Hive is just telling you that you are doing a "Map only" job.
Usually, in MapReduce (now in Hive we prefer using Tez instead of MapReduce but let's talk about MapReduce here because it is easier to understand) your job will have the following steps: Map -> Shuffle -> Reduce.
The Map and Reduce steps are where computations (in Hive: projections, aggregations, filtering...) happen. Shuffle is just data going on the network, to go from the nodes that launched the mappers to the one that launch the reducers.
So if there is a possibility to do some "Map only" job and to avoid the "Shuffle" and "Reduce" steps, better: your job will be much faster in general and will involve less cluster resources (network, CPU, disk & memory).
The query you are showing on this example is very simple, that is why it can be transformed by Hive into a "Map only" job.
To understand better how the Hive queries are transformed into some MapReduce/Tez jobs, you can have a look at the "explain" command:
https://cwiki.apache.org/confluence/display/Hive/LanguageManual+Explain
Created 05-19-2016 11:21 AM
This is not an issue since you are using "select *" which doesn't require any kind of computation therefore Mapreduce framework is smart enough to figure out when reducer tasks is required as per provided operators.
Created 05-19-2016 11:24 AM
This is not a problem at all.
Hive is just telling you that you are doing a "Map only" job.
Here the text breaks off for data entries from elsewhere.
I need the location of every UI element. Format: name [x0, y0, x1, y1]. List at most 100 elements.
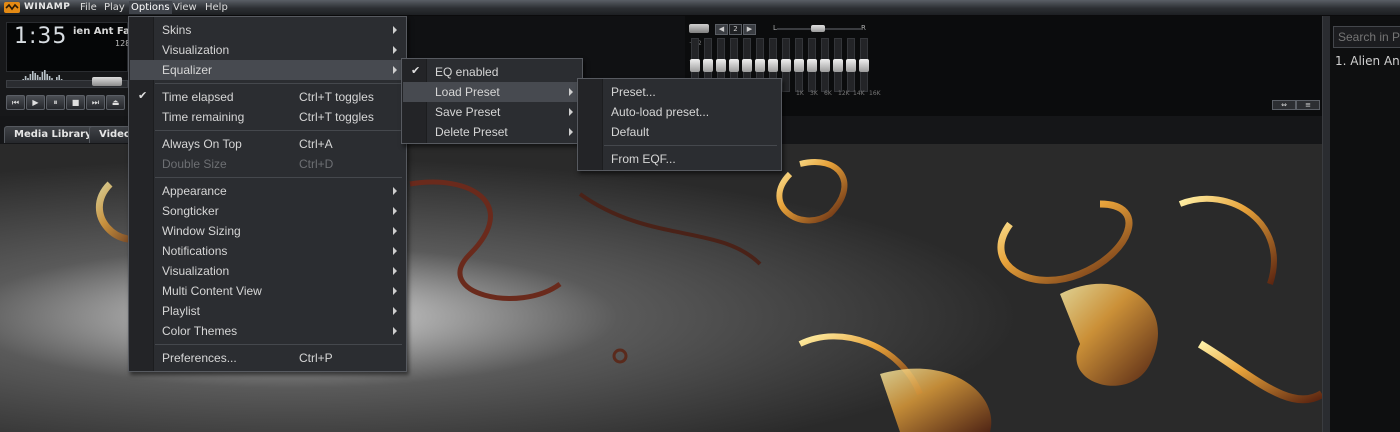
- menu-item-preset[interactable]: Preset...: [579, 82, 780, 102]
- eq-band-slider[interactable]: [807, 38, 817, 92]
- freq-label: 12K: [838, 90, 850, 97]
- menu-item-playlist[interactable]: Playlist: [130, 301, 405, 321]
- tab-media-library[interactable]: Media Library: [4, 126, 102, 143]
- freq-label: 16K: [869, 90, 881, 97]
- eq-band-slider[interactable]: [846, 38, 856, 92]
- eq-slider-knob[interactable]: [755, 59, 765, 72]
- submenu-arrow-icon: [569, 128, 573, 136]
- submenu-arrow-icon: [393, 327, 397, 335]
- menu-item-visualization[interactable]: Visualization: [130, 261, 405, 281]
- time-elapsed-text: 1:35: [14, 24, 68, 49]
- menu-item-label: Skins: [162, 23, 192, 37]
- menu-item-visualization[interactable]: Visualization: [130, 40, 405, 60]
- menu-item-color-themes[interactable]: Color Themes: [130, 321, 405, 341]
- menu-item-load-preset[interactable]: Load Preset: [403, 82, 581, 102]
- seek-handle[interactable]: [92, 77, 122, 86]
- menu-item-appearance[interactable]: Appearance: [130, 181, 405, 201]
- menu-item-time-remaining[interactable]: Time remaining Ctrl+T toggles: [130, 107, 405, 127]
- menu-help[interactable]: Help: [203, 1, 230, 14]
- song-ticker: ien Ant Far: [73, 26, 135, 37]
- equalizer-submenu: ✔ EQ enabled Load Preset Save Preset Delete …: [401, 58, 583, 144]
- title-bar: WINAMP File Play Options View Help: [0, 0, 1400, 16]
- menu-item-shortcut: Ctrl+P: [299, 351, 333, 365]
- submenu-arrow-icon: [393, 26, 397, 34]
- eq-link-button[interactable]: ⇔: [1272, 100, 1296, 110]
- menu-item-label: Always On Top: [162, 137, 242, 151]
- menu-item-from-eqf[interactable]: From EQF...: [579, 149, 780, 169]
- eq-next-preset-button[interactable]: ▶: [743, 24, 756, 35]
- menu-item-delete-preset[interactable]: Delete Preset: [403, 122, 581, 142]
- eq-slider-knob[interactable]: [716, 59, 726, 72]
- menu-item-label: Window Sizing: [162, 224, 241, 238]
- submenu-arrow-icon: [393, 247, 397, 255]
- menu-item-label: Visualization: [162, 43, 230, 57]
- menu-item-multi-content-view[interactable]: Multi Content View: [130, 281, 405, 301]
- menu-item-eq-enabled[interactable]: ✔ EQ enabled: [403, 62, 581, 82]
- menu-item-window-sizing[interactable]: Window Sizing: [130, 221, 405, 241]
- menu-view[interactable]: View: [171, 1, 199, 14]
- eq-slider-knob[interactable]: [859, 59, 869, 72]
- menu-item-auto-load-preset[interactable]: Auto-load preset...: [579, 102, 780, 122]
- menu-file[interactable]: File: [78, 1, 99, 14]
- submenu-arrow-icon: [569, 88, 573, 96]
- eq-band-slider[interactable]: [833, 38, 843, 92]
- load-preset-submenu: Preset... Auto-load preset... Default From …: [577, 78, 782, 171]
- check-icon: ✔: [411, 64, 421, 77]
- menu-item-label: Color Themes: [162, 324, 238, 338]
- menu-item-time-elapsed[interactable]: ✔ Time elapsed Ctrl+T toggles: [130, 87, 405, 107]
- menu-item-songticker[interactable]: Songticker: [130, 201, 405, 221]
- menu-options[interactable]: Options: [129, 1, 172, 14]
- pause-button[interactable]: ⏸: [46, 95, 65, 110]
- eject-button[interactable]: ⏏: [106, 95, 125, 110]
- menu-item-default[interactable]: Default: [579, 122, 780, 142]
- play-button[interactable]: ▶: [26, 95, 45, 110]
- eq-slider-knob[interactable]: [768, 59, 778, 72]
- stop-button[interactable]: ■: [66, 95, 85, 110]
- menu-separator: [155, 177, 402, 178]
- submenu-arrow-icon: [569, 108, 573, 116]
- eq-slider-knob[interactable]: [820, 59, 830, 72]
- previous-button[interactable]: ⏮: [6, 95, 25, 110]
- menu-item-shortcut: Ctrl+T toggles: [299, 90, 374, 104]
- eq-menu-button[interactable]: ≡: [1296, 100, 1320, 110]
- freq-label: 6K: [824, 90, 832, 97]
- menu-item-preferences[interactable]: Preferences... Ctrl+P: [130, 348, 405, 368]
- eq-slider-knob[interactable]: [794, 59, 804, 72]
- eq-slider-knob[interactable]: [742, 59, 752, 72]
- eq-band-slider[interactable]: [859, 38, 869, 92]
- menu-item-label: Save Preset: [435, 105, 501, 119]
- balance-handle[interactable]: [811, 25, 825, 32]
- eq-slider-knob[interactable]: [833, 59, 843, 72]
- eq-band-slider[interactable]: [794, 38, 804, 92]
- menu-item-label: Preferences...: [162, 351, 237, 365]
- eq-prev-preset-button[interactable]: ◀: [715, 24, 728, 35]
- eq-slider-knob[interactable]: [703, 59, 713, 72]
- eq-slider-knob[interactable]: [807, 59, 817, 72]
- playlist-search-input[interactable]: [1333, 26, 1400, 48]
- eq-band-slider[interactable]: [820, 38, 830, 92]
- menu-item-label: Notifications: [162, 244, 228, 258]
- submenu-arrow-icon: [393, 287, 397, 295]
- submenu-arrow-icon: [393, 207, 397, 215]
- eq-slider-knob[interactable]: [690, 59, 700, 72]
- menu-item-always-on-top[interactable]: Always On Top Ctrl+A: [130, 134, 405, 154]
- eq-mode-button[interactable]: [689, 24, 709, 33]
- eq-slider-knob[interactable]: [781, 59, 791, 72]
- eq-slider-knob[interactable]: [846, 59, 856, 72]
- next-button[interactable]: ⏭: [86, 95, 105, 110]
- menu-item-save-preset[interactable]: Save Preset: [403, 102, 581, 122]
- menu-item-equalizer[interactable]: Equalizer: [130, 60, 405, 80]
- playlist-item[interactable]: 1. Alien Ant F: [1335, 54, 1400, 68]
- eq-band-slider[interactable]: [781, 38, 791, 92]
- app-name: WINAMP: [24, 2, 71, 12]
- menu-item-label: Appearance: [162, 184, 227, 198]
- menu-item-skins[interactable]: Skins: [130, 20, 405, 40]
- submenu-arrow-icon: [393, 267, 397, 275]
- menu-item-notifications[interactable]: Notifications: [130, 241, 405, 261]
- menu-item-label: Double Size: [162, 157, 227, 171]
- submenu-arrow-icon: [393, 227, 397, 235]
- menu-item-shortcut: Ctrl+T toggles: [299, 110, 374, 124]
- menu-item-label: Preset...: [611, 85, 656, 99]
- menu-play[interactable]: Play: [102, 1, 127, 14]
- eq-slider-knob[interactable]: [729, 59, 739, 72]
Usually, in MapReduce (now in Hive we prefer using Tez instead of MapReduce but let's talk about MapReduce here because it is easier to understand) your job will have the following steps: Map -> Shuffle -> Reduce.
The Map and Reduce steps are where computations (in Hive: projections, aggregations, filtering...) happen. Shuffle is just data going on the network, to go from the nodes that launched the mappers to the one that launch the reducers.
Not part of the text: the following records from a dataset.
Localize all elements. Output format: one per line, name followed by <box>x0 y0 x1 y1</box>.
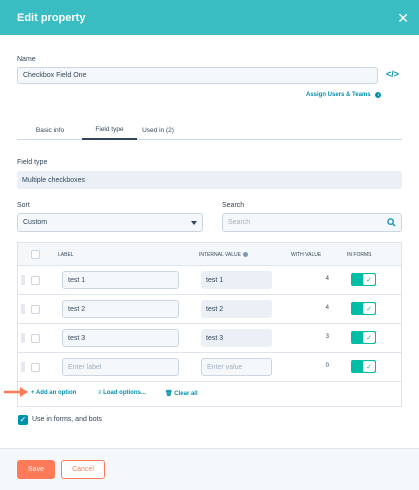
use-in-forms-checkbox[interactable]: ✓ <box>18 415 28 425</box>
in-forms-toggle[interactable]: ✓ <box>351 302 376 315</box>
arrow-pointer-icon <box>4 387 28 397</box>
option-label-input[interactable]: test 3 <box>62 329 179 347</box>
header-in-forms: IN FORMS <box>347 251 372 258</box>
search-input[interactable]: Search <box>222 213 402 232</box>
modal-header: Edit property ✕ <box>0 0 419 35</box>
options-table: LABEL INTERNAL VALUE WITH VALUE IN FORMS… <box>17 242 402 407</box>
save-button[interactable]: Save <box>17 460 55 479</box>
in-forms-toggle[interactable]: ✓ <box>351 273 376 286</box>
info-icon <box>242 252 248 257</box>
assign-users-label: Assign Users & Teams <box>306 92 371 98</box>
add-option-button[interactable]: + Add an option <box>31 390 76 396</box>
trash-icon: 🗑 <box>165 391 175 397</box>
name-input[interactable]: Checkbox Field One <box>17 67 378 84</box>
load-options-label: Load options... <box>103 390 146 396</box>
add-option-label: Add an option <box>35 390 77 396</box>
clear-all-button[interactable]: 🗑 Clear all <box>165 390 198 397</box>
search-label: Search <box>222 202 245 209</box>
row-checkbox[interactable] <box>31 276 40 285</box>
with-value-count: 4 <box>325 305 329 311</box>
search-placeholder: Search <box>228 219 251 226</box>
header-internal-value-text: INTERNAL VALUE <box>199 251 241 258</box>
assign-users-link[interactable]: Assign Users & Teams i <box>306 92 382 98</box>
check-icon: ✓ <box>363 332 375 343</box>
drag-handle-icon[interactable] <box>21 362 25 372</box>
header-internal-value: INTERNAL VALUE <box>199 243 248 266</box>
option-label-input[interactable]: test 1 <box>62 271 179 289</box>
table-header: LABEL INTERNAL VALUE WITH VALUE IN FORMS <box>18 243 401 266</box>
load-options-button[interactable]: ≡ Load options... <box>98 390 146 396</box>
clear-all-label: Clear all <box>174 391 198 397</box>
modal-footer: Save Cancel <box>0 448 419 490</box>
with-value-count: 3 <box>325 334 329 340</box>
in-forms-toggle[interactable]: ✓ <box>351 360 376 373</box>
new-option-value-input[interactable]: Enter value <box>201 358 272 376</box>
code-icon[interactable]: </> <box>386 69 399 79</box>
row-checkbox[interactable] <box>31 305 40 314</box>
drag-handle-icon[interactable] <box>21 304 25 314</box>
tab-basic-info[interactable]: Basic info <box>25 120 75 140</box>
use-in-forms-label: Use in forms, and bots <box>32 416 103 423</box>
option-label-input[interactable]: test 2 <box>62 300 179 318</box>
with-value-count: 0 <box>325 363 329 369</box>
search-icon[interactable] <box>387 218 396 227</box>
table-actions: + Add an option ≡ Load options... 🗑 Clea… <box>18 382 401 406</box>
tab-bar: Basic info Field type Used in (2) <box>17 120 402 140</box>
field-type-value[interactable]: Multiple checkboxes <box>17 171 402 189</box>
check-icon: ✓ <box>363 361 375 372</box>
table-row: test 1 test 1 4 ✓ <box>18 266 401 295</box>
modal-title: Edit property <box>17 11 86 24</box>
chevron-down-icon <box>191 220 197 225</box>
tab-field-type[interactable]: Field type <box>82 120 137 140</box>
sort-select[interactable]: Custom <box>17 213 203 232</box>
new-option-label-input[interactable]: Enter label <box>62 358 179 376</box>
tab-used-in[interactable]: Used in (2) <box>139 120 177 140</box>
with-value-count: 4 <box>325 276 329 282</box>
header-label: LABEL <box>58 251 74 258</box>
check-icon: ✓ <box>363 303 375 314</box>
sort-label: Sort <box>17 202 30 209</box>
row-checkbox[interactable] <box>31 363 40 372</box>
option-internal-value[interactable]: test 2 <box>201 300 272 318</box>
option-internal-value[interactable]: test 1 <box>201 271 272 289</box>
name-label: Name <box>17 56 36 63</box>
in-forms-toggle[interactable]: ✓ <box>351 331 376 344</box>
close-icon[interactable]: ✕ <box>397 11 409 25</box>
header-with-value: WITH VALUE <box>291 251 322 258</box>
row-checkbox[interactable] <box>31 334 40 343</box>
info-icon: i <box>375 92 382 98</box>
option-internal-value[interactable]: test 3 <box>201 329 272 347</box>
field-type-label: Field type <box>17 159 48 166</box>
select-all-checkbox[interactable] <box>31 250 40 259</box>
table-row: Enter label Enter value 0 ✓ <box>18 353 401 382</box>
sort-value: Custom <box>23 219 48 226</box>
drag-handle-icon[interactable] <box>21 275 25 285</box>
table-row: test 3 test 3 3 ✓ <box>18 324 401 353</box>
cancel-button[interactable]: Cancel <box>61 460 105 479</box>
drag-handle-icon[interactable] <box>21 333 25 343</box>
table-row: test 2 test 2 4 ✓ <box>18 295 401 324</box>
check-icon: ✓ <box>363 274 375 285</box>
So if there is a possibility to do some "Map only" job and to avoid the "Shuffle" and "Reduce" steps, better: your job will be much faster in general and will involve less cluster resources (network, CPU, disk & memory).
The query you are showing on this example is very simple, that is why it can be transformed by Hive into a "Map only" job.
To understand better how the Hive queries are transformed into some MapReduce/Tez jobs, you can have a look at the "explain" command:
https://cwiki.apache.org/confluence/display/Hive/LanguageManual+Explain
Created 05-19-2016 11:27 AM
There is no problem with hive here, hive has generated an execution plan with no reduce phase in your case. you can see the plan by running 'explain select*from myTable where daily_date='2015-12-29' limit 10'